Another vital water project was Deer Creek Dam and Reservoir. Construction of the 155-foot-high dam was started in 1938. The resulting 7-mile-long reservoir today provides irrigation, culinary water and water-related recreation.

Farming was the most important early industry in the county, with fruit growing and the processing of sugar beets being especially important. The first large-scale sugar beet factory in Utah was built in Lehi in 1890. In recent years, the center of the fruit industry in the county has shifted from Orem to the south end of the valley, where orchards are not threatened by housing developments. ~Roger Roper

Cities

The City of Orem was named after W.C. Orem, builder of the railroad which ran through the town. Payson was named after an early settler, James Pace. The community was previously known as Fort Peteetneet after a Ute Indian chief. Of course, the County and the State are named after the Ute (or Utah) Indians.

Springville was once known as Hobble Creek because a member of a Mormon exploring party lost his horse's hobbles in or near the creek. Pleasant Grove, named after a cottonwood grove near the original town site, was once known as Battle Creek since it was the site of the first conflict between Indians and settlers. Elberta was named for its Elberta peach orchards and Salem was named after New Salem, Massachusetts, but was first called Pond Town after the large pond that today is known as Salem Pond.

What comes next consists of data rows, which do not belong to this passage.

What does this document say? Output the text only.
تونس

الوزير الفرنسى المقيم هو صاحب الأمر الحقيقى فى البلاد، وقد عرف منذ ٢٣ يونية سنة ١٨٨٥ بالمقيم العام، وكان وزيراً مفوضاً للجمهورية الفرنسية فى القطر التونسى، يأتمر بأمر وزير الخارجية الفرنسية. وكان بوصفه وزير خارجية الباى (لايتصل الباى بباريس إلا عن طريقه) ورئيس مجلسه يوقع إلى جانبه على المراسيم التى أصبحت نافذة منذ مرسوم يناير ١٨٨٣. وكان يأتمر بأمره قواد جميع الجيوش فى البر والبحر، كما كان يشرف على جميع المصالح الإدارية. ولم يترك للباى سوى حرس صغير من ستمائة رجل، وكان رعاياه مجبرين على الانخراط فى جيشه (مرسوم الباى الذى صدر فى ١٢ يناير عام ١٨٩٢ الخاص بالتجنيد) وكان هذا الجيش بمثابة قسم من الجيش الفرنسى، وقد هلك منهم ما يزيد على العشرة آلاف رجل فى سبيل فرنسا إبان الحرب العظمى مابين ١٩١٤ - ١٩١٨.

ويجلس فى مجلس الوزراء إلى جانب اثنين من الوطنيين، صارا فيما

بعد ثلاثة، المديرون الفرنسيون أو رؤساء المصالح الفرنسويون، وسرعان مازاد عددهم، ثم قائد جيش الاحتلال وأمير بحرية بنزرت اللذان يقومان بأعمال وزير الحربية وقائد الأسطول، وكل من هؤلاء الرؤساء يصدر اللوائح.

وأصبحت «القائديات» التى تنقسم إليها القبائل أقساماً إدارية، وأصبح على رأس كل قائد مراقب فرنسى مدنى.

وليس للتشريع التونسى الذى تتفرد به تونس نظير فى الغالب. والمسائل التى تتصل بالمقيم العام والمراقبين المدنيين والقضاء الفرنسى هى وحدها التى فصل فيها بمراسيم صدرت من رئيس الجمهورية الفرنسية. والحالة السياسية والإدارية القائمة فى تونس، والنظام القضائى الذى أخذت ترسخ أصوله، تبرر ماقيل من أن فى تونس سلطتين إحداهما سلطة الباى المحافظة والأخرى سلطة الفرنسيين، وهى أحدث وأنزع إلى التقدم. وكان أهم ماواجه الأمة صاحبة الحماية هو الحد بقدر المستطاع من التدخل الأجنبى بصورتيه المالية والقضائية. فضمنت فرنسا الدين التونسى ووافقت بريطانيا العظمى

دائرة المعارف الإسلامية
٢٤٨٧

The first library in Provo was opened in 1854 and there has been an official U.S. Post Office in the city since at least 1894. Provo General Hospital opened in 1903 and gave way to Utah Valley Hospital in 1939. The Utah State (Mental) Hospital dates back to 1880 but was formerly known by less politically correct names. Electric service first came to the valley in 1890.

The Provo area is known worldwide as the home of Brigham Young University. Brigham Young issued a deed of trust to establish Brigham Young Academy on October 16,1875. The fledgling institution went through some rough years and nearly folded on occasion before officially becoming Brigham Young University on October 23, 1903. From humble beginnings with sometimes only a handful of students, it is now a major university with some 30,000 students.

1900 to the Present Day

The County population grew slowly and steadily through the years of World War I, the Great Depression and World War II. The official census counted 23,768 citizens in 1890 and that number grew to only 49,021 in 1940. Today, the county has 516,564 residents.

For many years, Geneva Steel was one of the few major employers outside of agriculture, government and schools. Geneva was built during World War II to provide steel for the war effort. But starting in the 1980s and throughout the 1990s, the valley became one of the entrepreneurial hot spots of the nation and, in particular, has become a Mecca for high-tech, computer-related companies.

Now, Utah County boasts a young, healthy, well-educated population, low crime rate, and a solid economy.